The news raised eyebrows across the globe, especially in California, where the glassy-winged sharpshooter was quickly turning Pierce's disease into a statewide problem.

"Once the Brazilians tackled the genetics of CVC, the next logical step was to take advantage of their expertise to help solve our own problems," said Alexander Purcell, an expert on Pierce's disease at the University of California at Berkeley.

Armed with a $500,000 budget, the Brazilians set out to compare the bacteria's strain that causes Pierce's disease with the one that attacks citrus trees, hoping to find similarities that could be exploited in the fight against both plagues.

"What we discovered is that the Xylella that attacks grapevines is very similar to the Xylella that attacks citrus trees," said Mariana Cabral de Oliveira, a professor at the University of Sao Paulo's Bioscience Institute and co-coordinator of the study.
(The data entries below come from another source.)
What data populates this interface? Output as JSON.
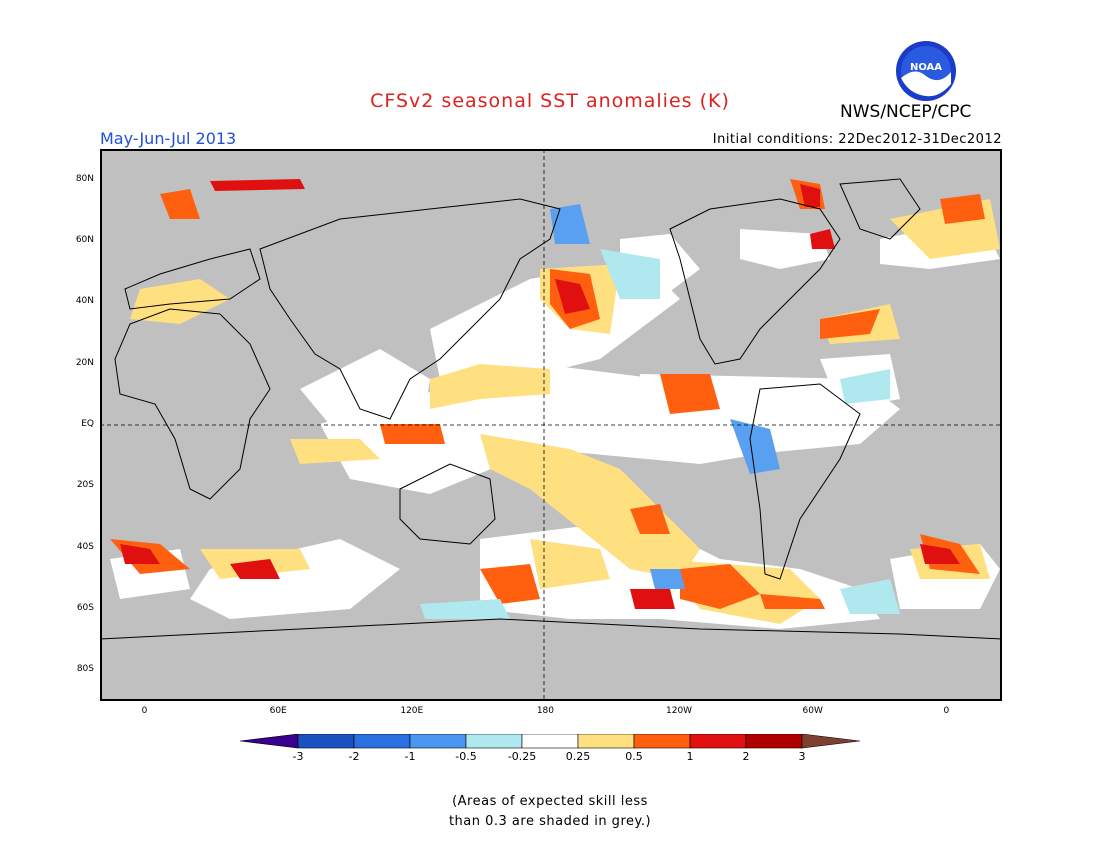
{
  "header": {
    "title": "CFSv2 seasonal SST anomalies (K)",
    "season": "May-Jun-Jul 2013",
    "initial_conditions": "Initial conditions: 22Dec2012-31Dec2012",
    "agency": "NWS/NCEP/CPC",
    "logo_text": "NOAA"
  },
  "map": {
    "lat_labels": [
      "80N",
      "60N",
      "40N",
      "20N",
      "EQ",
      "20S",
      "40S",
      "60S",
      "80S"
    ],
    "lat_values": [
      80,
      60,
      40,
      20,
      0,
      -20,
      -40,
      -60,
      -80
    ],
    "lon_labels": [
      "0",
      "60E",
      "120E",
      "180",
      "120W",
      "60W",
      "0"
    ],
    "lon_values": [
      0,
      60,
      120,
      180,
      240,
      300,
      360
    ],
    "lon_range": [
      -20,
      385
    ],
    "lat_range": [
      -90,
      90
    ],
    "colors": {
      "grey": "#c0c0c0",
      "neutral": "#ffffff",
      "warm_light": "#ffe080",
      "warm_mid": "#ff6010",
      "warm_strong": "#e01010",
      "warm_max": "#b00000",
      "cool_light": "#b0e8f0",
      "cool_mid": "#5aa0f0",
      "cool_strong": "#2060d0"
    }
  },
  "colorbar": {
    "tick_labels": [
      "-3",
      "-2",
      "-1",
      "-0.5",
      "-0.25",
      "0.25",
      "0.5",
      "1",
      "2",
      "3"
    ],
    "colors": [
      "#3a0090",
      "#1a50c0",
      "#2a70e0",
      "#4a96f0",
      "#b0e8f0",
      "#ffffff",
      "#ffe080",
      "#ff6010",
      "#e01010",
      "#b00000",
      "#804030"
    ]
  },
  "footnote": {
    "line1": "(Areas of expected skill less",
    "line2": "than 0.3 are shaded in grey.)"
  }
}
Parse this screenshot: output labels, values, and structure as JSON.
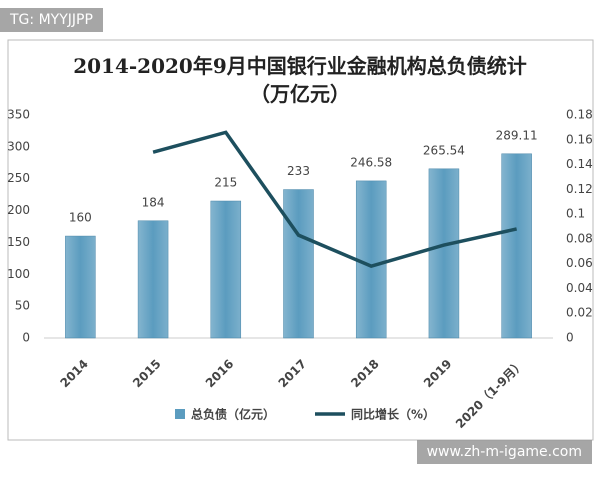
{
  "watermarks": [
    "TG: MYYJJPP",
    "www.zh-m-igame.com"
  ],
  "chart_data": {
    "type": "bar-line",
    "title": "2014-2020年9月中国银行业金融机构总负债统计（万亿元）",
    "categories": [
      "2014",
      "2015",
      "2016",
      "2017",
      "2018",
      "2019",
      "2020（1-9月）"
    ],
    "series": [
      {
        "name": "总负债（亿元）",
        "color": "#5b9cbf",
        "type": "bar",
        "values": [
          160,
          184,
          215,
          233,
          246.58,
          265.54,
          289.11
        ]
      },
      {
        "name": "同比增长（%）",
        "color": "#1d4f5e",
        "type": "line",
        "axis": "y2",
        "values": [
          null,
          0.15,
          0.166,
          0.083,
          0.058,
          0.075,
          0.088
        ]
      }
    ],
    "ylim": [
      0,
      350
    ],
    "yticks": [
      0,
      50,
      100,
      150,
      200,
      250,
      300,
      350
    ],
    "y2lim": [
      0,
      0.18
    ],
    "y2ticks": [
      0,
      0.02,
      0.04,
      0.06,
      0.08,
      0.1,
      0.12,
      0.14,
      0.16,
      0.18
    ],
    "grid": false,
    "legend": "bottom"
  }
}
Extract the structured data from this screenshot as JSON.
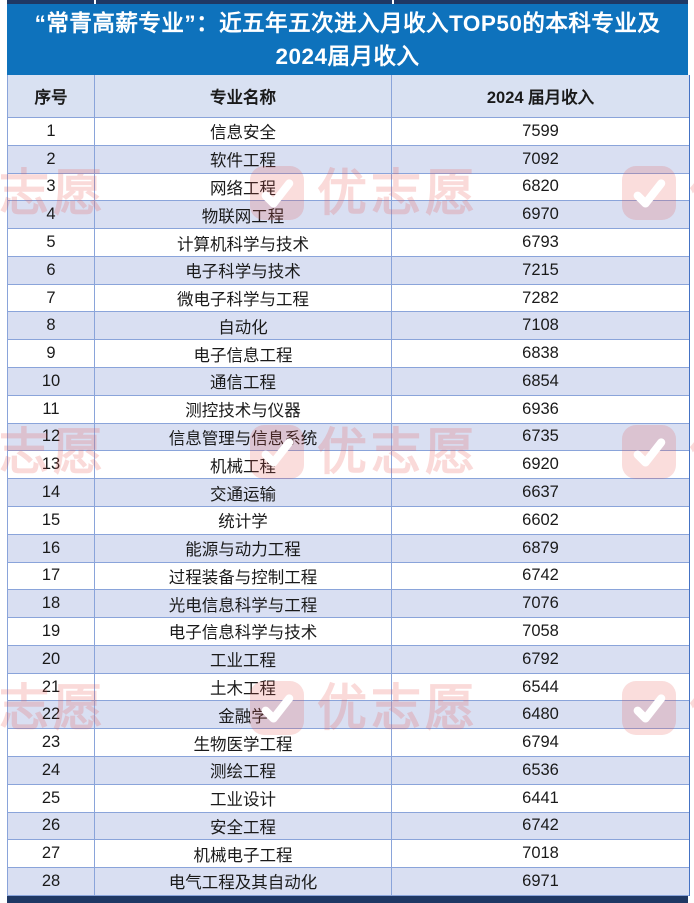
{
  "title_lines": {
    "line1": "“常青高薪专业”：近五年五次进入月收入TOP50的本科专业及",
    "line2": "2024届月收入"
  },
  "watermark": {
    "text": "优志愿",
    "logo_icon": "check-icon"
  },
  "colors": {
    "title_bg": "#0E72BC",
    "title_text": "#FFFFFF",
    "band_row_bg": "#D9DFF2",
    "header_bg": "#D9E1F2",
    "grid_line": "#8AA4DA",
    "frame_dark": "#1F3864",
    "watermark_red": "#E85550"
  },
  "chart_data": {
    "type": "table",
    "title": "“常青高薪专业”：近五年五次进入月收入TOP50的本科专业及2024届月收入",
    "columns": [
      "序号",
      "专业名称",
      "2024 届月收入"
    ],
    "rows": [
      [
        1,
        "信息安全",
        7599
      ],
      [
        2,
        "软件工程",
        7092
      ],
      [
        3,
        "网络工程",
        6820
      ],
      [
        4,
        "物联网工程",
        6970
      ],
      [
        5,
        "计算机科学与技术",
        6793
      ],
      [
        6,
        "电子科学与技术",
        7215
      ],
      [
        7,
        "微电子科学与工程",
        7282
      ],
      [
        8,
        "自动化",
        7108
      ],
      [
        9,
        "电子信息工程",
        6838
      ],
      [
        10,
        "通信工程",
        6854
      ],
      [
        11,
        "测控技术与仪器",
        6936
      ],
      [
        12,
        "信息管理与信息系统",
        6735
      ],
      [
        13,
        "机械工程",
        6920
      ],
      [
        14,
        "交通运输",
        6637
      ],
      [
        15,
        "统计学",
        6602
      ],
      [
        16,
        "能源与动力工程",
        6879
      ],
      [
        17,
        "过程装备与控制工程",
        6742
      ],
      [
        18,
        "光电信息科学与工程",
        7076
      ],
      [
        19,
        "电子信息科学与技术",
        7058
      ],
      [
        20,
        "工业工程",
        6792
      ],
      [
        21,
        "土木工程",
        6544
      ],
      [
        22,
        "金融学",
        6480
      ],
      [
        23,
        "生物医学工程",
        6794
      ],
      [
        24,
        "测绘工程",
        6536
      ],
      [
        25,
        "工业设计",
        6441
      ],
      [
        26,
        "安全工程",
        6742
      ],
      [
        27,
        "机械电子工程",
        7018
      ],
      [
        28,
        "电气工程及其自动化",
        6971
      ]
    ]
  }
}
"That means everything being done in Brazil to combat CVC can possibly be used in the struggle against Pierce's disease in California."

The study, published in the February edition of the Journal of Bacteriology, also identified some potential weaknesses in the pest's metabolism, isolating genes that may help the bacteria attach to plant cells during colonization.

Using similar knowledge of the make-up of CVC, scientists here have mutated a dozen links in the bacteria's genetic chain and are now scrambling to decipher which of the modified genes, when introduced into a citrus tree, stimulate the production of antibodies and make the plant immune to the disease.

Now that the DNA of the strain that causes Pierce's disease has been mapped, scientists can finally conduct similar studies with grapes, speeding up the search for a cure.

"What we've done is provide a shortcut for other scientists" studying Pierce's disease, said Marie-Anne Van Sluys, who directed the study.